Reuters reported that U.S. and European governments are trying to broaden the supply chain of critical minerals including rare earths, which China dominates. But developers say the governments are too slow to make funds available.

“The U.S. has a need for critical minerals and Australia’s abundant supplies makes us a reliable and secure international supplier of a wide range of those, including rare earth elements,” Australia’s Minister for Resources Matt Canavan said.

The announcement builds on an initial agreement signed a year ago. Australian rare earths developer Northern Minerals will be part of the country’s delegation to Washington, it said in a stock exchange filing.

The research agreement will focus on mapping potential critical mineral resources and prioritize developing big data to understand supply-and-demand scenarios for developing the critical minerals pipeline, the statement said.

The announcement did not mention funding for specific mining projects.
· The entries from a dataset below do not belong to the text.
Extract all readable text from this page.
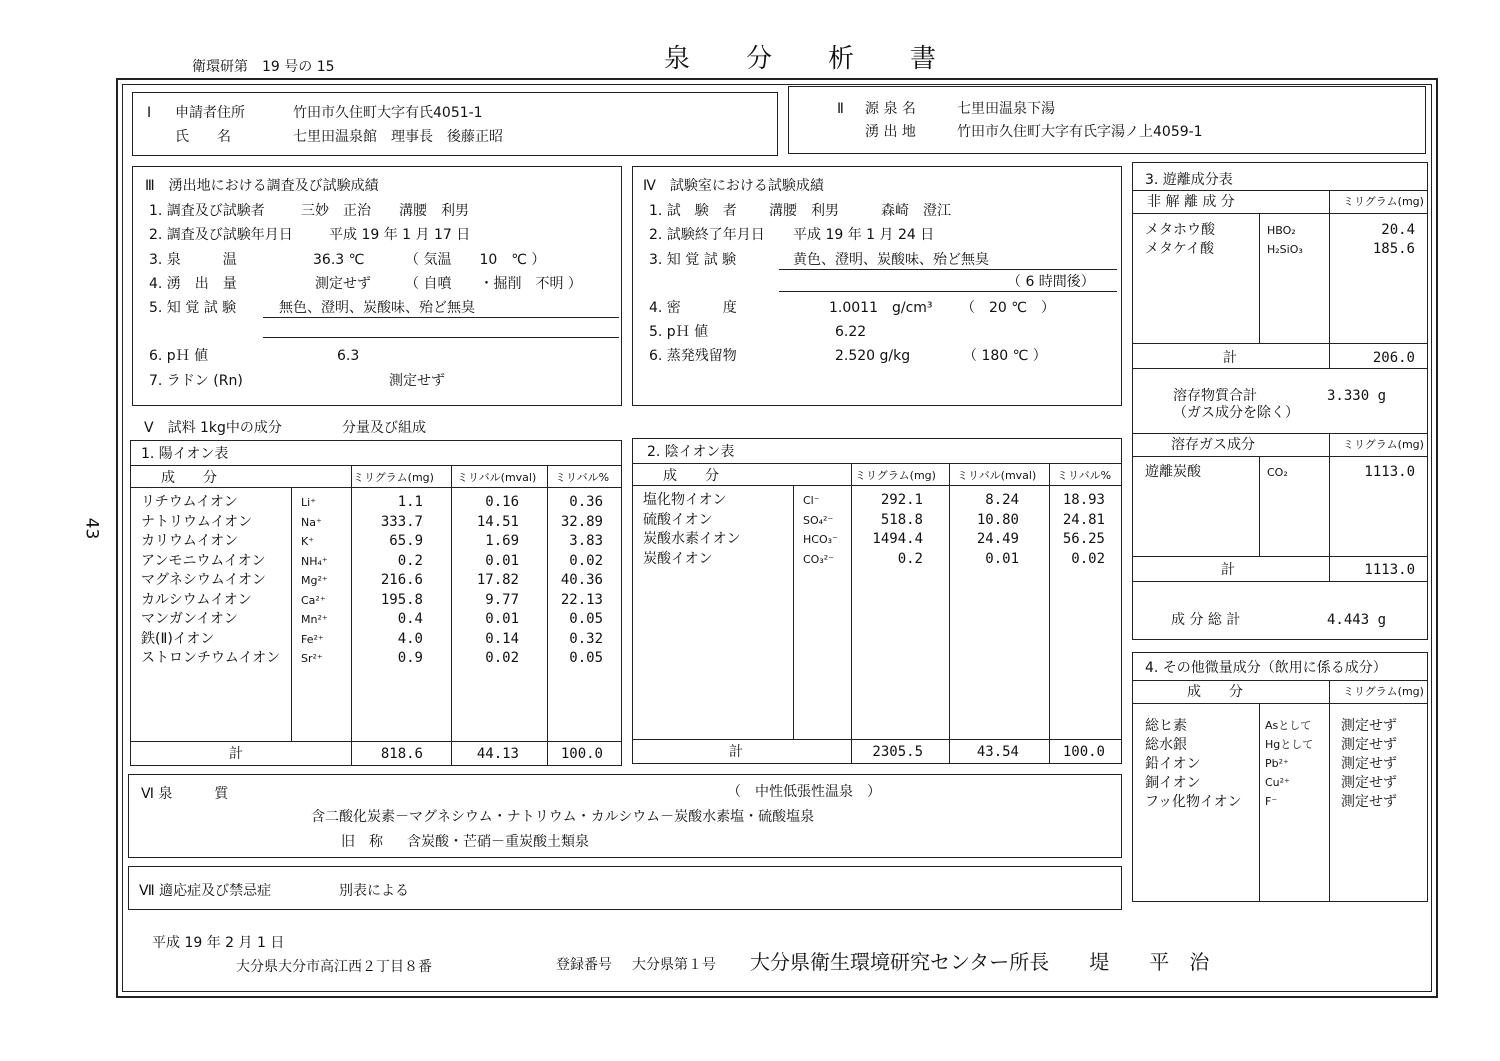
衛環研第　19 号の 15	泉分析書
43
Ⅰ 申請者住所	竹田市久住町大字有氏4051-1
氏　　名	七里田温泉館　理事長　後藤正昭
Ⅱ 源 泉 名	七里田温泉下湯
湧 出 地	竹田市久住町大字有氏字湯ノ上4059-1
Ⅲ　湧出地における調査及び試験成績
1. 調査及び試験者	三妙　正治　　溝腰　利男
2. 調査及び試験年月日	平成 19 年 1 月 17 日
3. 泉　　　温	36.3 ℃	（ 気温　　10　℃ ）
4. 湧　出　量	測定せず （ 自噴　　・掘削　不明 ）
5. 知 覚 試 験	無色、澄明、炭酸味、殆ど無臭
6. pＨ 値	6.3
7. ラドン (Rn)	測定せず
Ⅳ　試験室における試験成績
1. 試　験　者 溝腰　利男　　　森崎　澄江
2. 試験終了年月日 平成 19 年 1 月 24 日
3. 知 覚 試 験	黄色、澄明、炭酸味、殆ど無臭
（ 6 時間後）
4. 密　　　度	1.0011　g/cm³ （　20 ℃　）
5. pＨ 値	6.22
6. 蒸発残留物	2.520 g/kg	（ 180 ℃ ）
Ⅴ　試料 1kg中の成分	分量及び組成
1. 陽イオン表
成　　分	ミリグラム(mg) ミリバル(mval) ミリバル%
リチウムイオン	Li⁺	1.1	0.16	0.36
ナトリウムイオン	Na⁺	333.7	14.51	32.89
カリウムイオン	K⁺	65.9	1.69	3.83
アンモニウムイオン	NH₄⁺	0.2	0.01	0.02
マグネシウムイオン	Mg²⁺	216.6	17.82	40.36
カルシウムイオン	Ca²⁺	195.8	9.77	22.13
マンガンイオン	Mn²⁺	0.4	0.01	0.05
鉄(Ⅱ)イオン	Fe²⁺	4.0	0.14	0.32
ストロンチウムイオン Sr²⁺	0.9	0.02	0.05
計	818.6	44.13	100.0
2. 陰イオン表
成　　分	ミリグラム(mg) ミリバル(mval) ミリバル%
塩化物イオン	Cl⁻	292.1	8.24	18.93
硫酸イオン	SO₄²⁻	518.8	10.80	24.81
炭酸水素イオン	HCO₃⁻	1494.4	24.49	56.25
炭酸イオン	CO₃²⁻	0.2	0.01	0.02
計	2305.5	43.54	100.0
Ⅵ 泉　　　質	（　中性低張性温泉　）
含二酸化炭素－マグネシウム・ナトリウム・カルシウム－炭酸水素塩・硫酸塩泉
旧　称 含炭酸・芒硝－重炭酸土類泉
Ⅶ 適応症及び禁忌症	別表による
3. 遊離成分表
非 解 離 成 分	ミリグラム(mg)
メタホウ酸	HBO₂	20.4
メタケイ酸	H₂SiO₃	185.6
計	206.0
溶存物質合計	3.330 g
（ガス成分を除く）
溶存ガス成分	ミリグラム(mg)
遊離炭酸	CO₂	1113.0
計	1113.0
成 分 総 計	4.443 g
4. その他微量成分（飲用に係る成分）
成　　分	ミリグラム(mg)
総ヒ素	Asとして 測定せず
総水銀	Hgとして 測定せず
鉛イオン	Pb²⁺	測定せず
銅イオン	Cu²⁺	測定せず
フッ化物イオン F⁻	測定せず
平成 19 年 2 月 1 日
大分県大分市高江西２丁目８番	登録番号 大分県第１号 大分県衛生環境研究センター所長　　堤　　平　治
There are expectations that the United States may finance some critical mineral projects after President Donald Trump in July authorized U.S. Department of Defense funding to be directed to resources or technology “essential to the national defense” to shore up domestic supplies.

Australia’s Lynas, the world’s biggest rare earths producer outside of China, signed a preliminary deal in May to build a heavy rare earths processing plant in Texas.

No final decision has been made on that plant and Lynas has also signed an initial deal to help build up a downstream industry near its existing facility in Malaysia.